The old man had never said ten words to anyone in his family about the war, but here was this old Norsky liberal, thick accent and all, chewing the ear of the GOP vice presidential nominee. And Dole was listening.
Finally, Dole approaches the big doors, and they’re swung open for him.
He marches us down the center aisle of this huge, crowded hearing room, takes us right up to Humprhey and says “Hubert, your Illinois fan club is here.”
Humphrey was dying from the cancer and didn’t have any hair. But he lit up like a light bulb, took us to some back corridor and he, Dole and my folks chatted like old friends about this, that and nothing in particular.
My parents were thrilled and talked about their day with Dole and Humphrey for the rest of their lives.
Dole didn’t have to do any of that. We were nobodies. My parents weren’t from Kansas; they weren’t citizens, they couldn’t even vote.
But he did because he was just a decent man, and made my folks feel like big shots in Washington, like they’d really made it in America.

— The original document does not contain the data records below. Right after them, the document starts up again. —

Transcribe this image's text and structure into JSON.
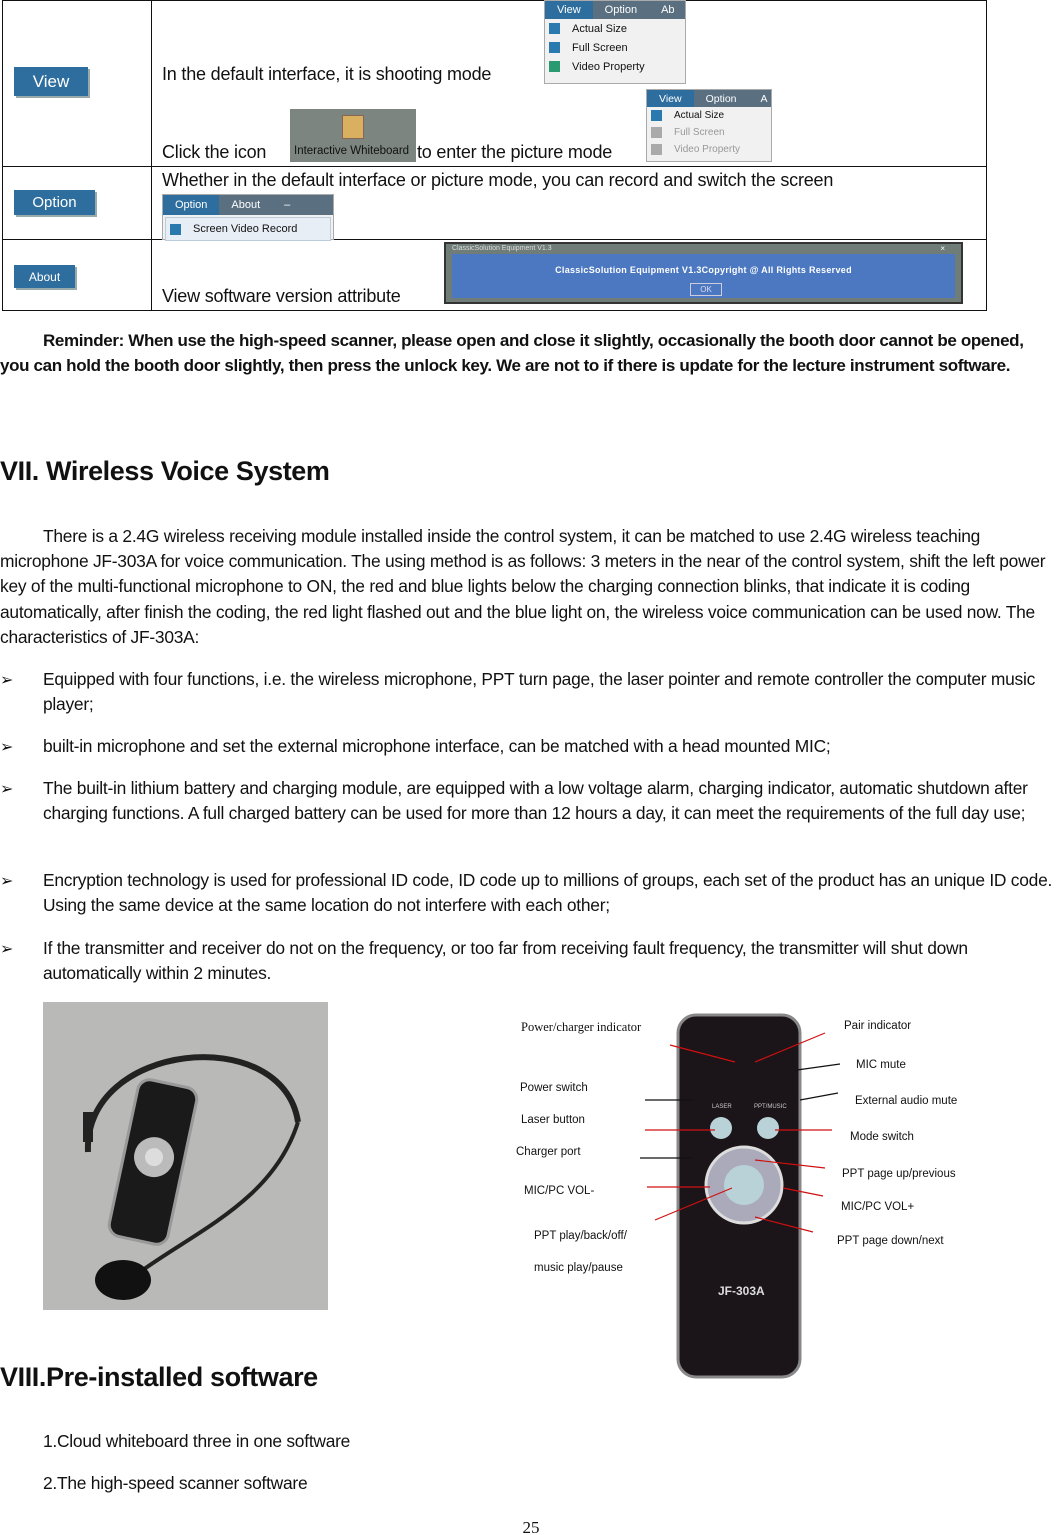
{
  "table": {
    "rows": [
      {
        "button": "View",
        "line1": "In the default interface, it is shooting mode",
        "line2_a": "Click the icon",
        "icon_label": "Interactive Whiteboard",
        "line2_b": "to enter the picture mode",
        "menu_tabs": [
          "View",
          "Option",
          "Ab"
        ],
        "menu_items": [
          "Actual Size",
          "Full Screen",
          "Video Property"
        ],
        "menu2_tabs": [
          "View",
          "Option",
          "A"
        ],
        "menu2_items": [
          "Actual Size",
          "Full Screen",
          "Video Property"
        ]
      },
      {
        "button": "Option",
        "text": "Whether in the default interface or picture mode, you can record and switch the screen",
        "menu_tabs": [
          "Option",
          "About"
        ],
        "menu_item": "Screen Video Record"
      },
      {
        "button": "About",
        "text": "View software version attribute",
        "dialog_title": "ClassicSolution Equipment V1.3",
        "dialog_text": "ClassicSolution Equipment V1.3Copyright @ All Rights Reserved",
        "dialog_ok": "OK"
      }
    ]
  },
  "reminder": "Reminder: When use the high-speed scanner, please open and close it slightly, occasionally the booth door cannot be opened, you can hold the booth door slightly, then press the unlock key. We are not to if there is update for the lecture instrument software.",
  "section7": {
    "title": "VII. Wireless Voice System",
    "intro": "There is a 2.4G wireless receiving module installed inside the control system, it can be matched to use 2.4G wireless teaching microphone JF-303A for voice communication. The using method is as follows: 3 meters in the near of the control system, shift the left power key of the multi-functional microphone to ON, the red and blue lights below the charging connection blinks, that indicate it is coding automatically, after finish the coding, the red light flashed out and the blue light on, the wireless voice communication can be used now. The characteristics of JF-303A:",
    "bullets": [
      "Equipped with four functions, i.e. the wireless microphone, PPT turn page, the laser pointer and remote controller the computer music player;",
      "built-in microphone and set the external microphone interface, can be matched with a head mounted MIC;",
      "The built-in lithium battery and charging module, are equipped with a low voltage alarm, charging indicator, automatic shutdown after charging functions. A full charged battery can be used for more than 12 hours a day, it can meet the requirements of the full day use;",
      "Encryption technology is used for professional ID code, ID code up to millions of groups, each set of the product has an unique ID code. Using the same device at the same location do not interfere with each other;",
      "If the transmitter and receiver do not on the frequency, or too far from receiving fault frequency, the transmitter will shut down automatically within 2 minutes."
    ],
    "bullet_icon": "arrowhead-bullet-icon",
    "diagram": {
      "model": "JF-303A",
      "labels_left": [
        "Power/charger indicator",
        "Power switch",
        "Laser button",
        "Charger port",
        "MIC/PC VOL-",
        "PPT play/back/off/",
        "music play/pause"
      ],
      "labels_right": [
        "Pair indicator",
        "MIC mute",
        "External audio mute",
        "Mode switch",
        "PPT page up/previous",
        "MIC/PC VOL+",
        "PPT page down/next"
      ],
      "device_buttons": [
        "LASER",
        "PPT/MUSIC"
      ],
      "pointer_color": "#d01010"
    }
  },
  "section8": {
    "title": "VIII.Pre-installed software",
    "items": [
      "1.Cloud whiteboard three in one software",
      "2.The high-speed scanner software"
    ]
  },
  "page_number": "25"
}
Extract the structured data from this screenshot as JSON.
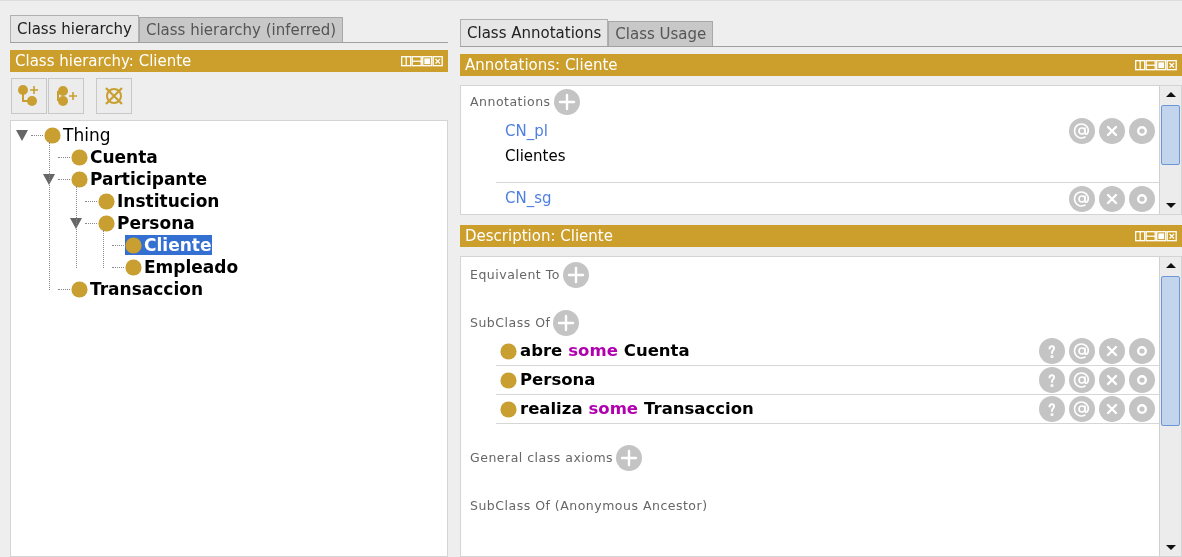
{
  "left": {
    "tabs": [
      {
        "label": "Class hierarchy",
        "selected": true
      },
      {
        "label": "Class hierarchy (inferred)",
        "selected": false
      }
    ],
    "header": "Class hierarchy: Cliente",
    "tree": [
      {
        "label": "Thing",
        "kind": "thing",
        "expanded": true,
        "selected": false,
        "children": [
          {
            "label": "Cuenta",
            "kind": "class",
            "selected": false
          },
          {
            "label": "Participante",
            "kind": "class",
            "expanded": true,
            "selected": false,
            "children": [
              {
                "label": "Institucion",
                "kind": "class",
                "selected": false
              },
              {
                "label": "Persona",
                "kind": "class",
                "expanded": true,
                "selected": false,
                "children": [
                  {
                    "label": "Cliente",
                    "kind": "class",
                    "selected": true
                  },
                  {
                    "label": "Empleado",
                    "kind": "class",
                    "selected": false
                  }
                ]
              }
            ]
          },
          {
            "label": "Transaccion",
            "kind": "class",
            "selected": false
          }
        ]
      }
    ]
  },
  "right": {
    "tabs": [
      {
        "label": "Class Annotations",
        "selected": true
      },
      {
        "label": "Class Usage",
        "selected": false
      }
    ],
    "annotations": {
      "header": "Annotations: Cliente",
      "section": "Annotations",
      "items": [
        {
          "property": "CN_pl",
          "value": "Clientes"
        },
        {
          "property": "CN_sg"
        }
      ]
    },
    "description": {
      "header": "Description: Cliente",
      "sections": [
        {
          "title": "Equivalent To",
          "addable": true
        },
        {
          "title": "SubClass Of",
          "addable": true,
          "items": [
            {
              "parts": [
                {
                  "text": "abre",
                  "kind": "entity"
                },
                {
                  "text": "some",
                  "kind": "keyword"
                },
                {
                  "text": "Cuenta",
                  "kind": "entity"
                }
              ]
            },
            {
              "parts": [
                {
                  "text": "Persona",
                  "kind": "entity"
                }
              ]
            },
            {
              "parts": [
                {
                  "text": "realiza",
                  "kind": "entity"
                },
                {
                  "text": "some",
                  "kind": "keyword"
                },
                {
                  "text": "Transaccion",
                  "kind": "entity"
                }
              ]
            }
          ]
        },
        {
          "title": "General class axioms",
          "addable": true
        },
        {
          "title": "SubClass Of (Anonymous Ancestor)",
          "addable": false
        }
      ]
    }
  }
}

It’s about the coolest thing I’ve ever seen. Just a sweet, selfless act of kindness.
Dole and the old man would exchange Christmas cards til my Dad died. My old man didn’t change his politics, but nobody could say a word against his pal Bob.
Years later, when Dole was running for president in Iowa, I got to know Dole a little better. I liked him a lot then, I like him more now.
And I voted for him for president, for me, my mom and my old man.
Nobody writes like that guy. Nobody.